Sunday, June 20, 2010


Channeling my inner Dionne Warwick last week was an excellent idea. I must have known the day after Reindeer would be emotionally tough. Which is why I’m sitting in my living room with Jack and Jane doing a Christmas exchange. (Sidebar: I love presents, who cares if I’m Hindu, we’re all American capitalists!)

“Open it!” Jane squeals. I rip open the paper and my jaw draws as a joke from my Reindeer life appears. “Oh. My. God! Bodum glasses?” I ask. I had read in New York Magazine that these temperature engineered glasses keep hot drinks hot and cold drinks cold, without burning or freezing your fingers. I thought they were amazing. However, at $9 a glass, Reindeer did not. Now I have the glasses and no Reindeer.
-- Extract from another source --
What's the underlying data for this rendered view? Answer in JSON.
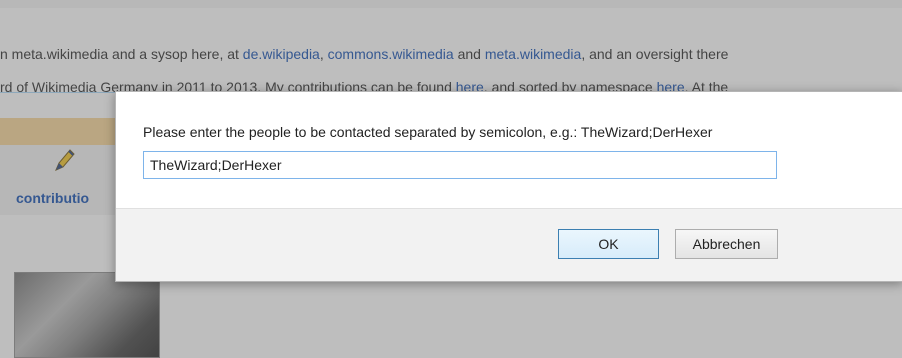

Another reminder that part of closure involves admitting my date to my friends. So I can hear myself SAY it is over. “Do you like them?” Jane asks. “I do,” I reply and give them each a hug.

“Time for Sushi Yu II!” Jack says. Jane and I pop off the floor and we all pull on our parkas for the short walk to what HAS TO BE one of the best tasting and priced sushi restaurants in Manhattan.

We sit down and order the Brooklyn Bridge, which literally is a three foot long by 1 foot wide bridge filled with sushi, sashimi and rolls. While we eat Jack and Jane chat about their new Upper West Side neighborhood. Jane loves it, but Jack misses the suburban feel of being Up-Up-Uptown. Neither one of them misses the weekend A train commutes that regularly include construction delays.

Jack pops salmon into his mouth, Jane debates which roll to eat and I announce, “I had dinner with Reindeer last night.” Well that fairly impressive. Seven little words have frozen them in time and space. They also have paled for fair-skinned people. And I hope Jack doesn’t choke as silence wraps around us like a scratchy blanket in a slightly uncomfortable manner.

Finally Jane breaks the silence and asks, “And?” “I got my Tupperware back,” I reply victoriously. “And?” Jane asks again. “And nothing. He bought dinner and still can’t answer why we broke up.” Jack breathes again and says, “Thank God. I just relived the past two months where I called him a douche bag every chance I had.” “Okay, you’re a guy, why did he buy me dinner?" I ask Jack. “He owed you more than a phone call and he did the right thing. But I’m glad he’s gone.” We all nod and quiet settles around us again. “So now what are you going do?” Jane asks.

Excellent question. Maybe I should take the advice of what “they” say. You know, “they” --- the experts, life coaches, romance-ologists who write books that fill the self-help sections of bookstores The ones who say the best way to get over someone is to get under someone else.

Maybe I should do that, metaphorically of course.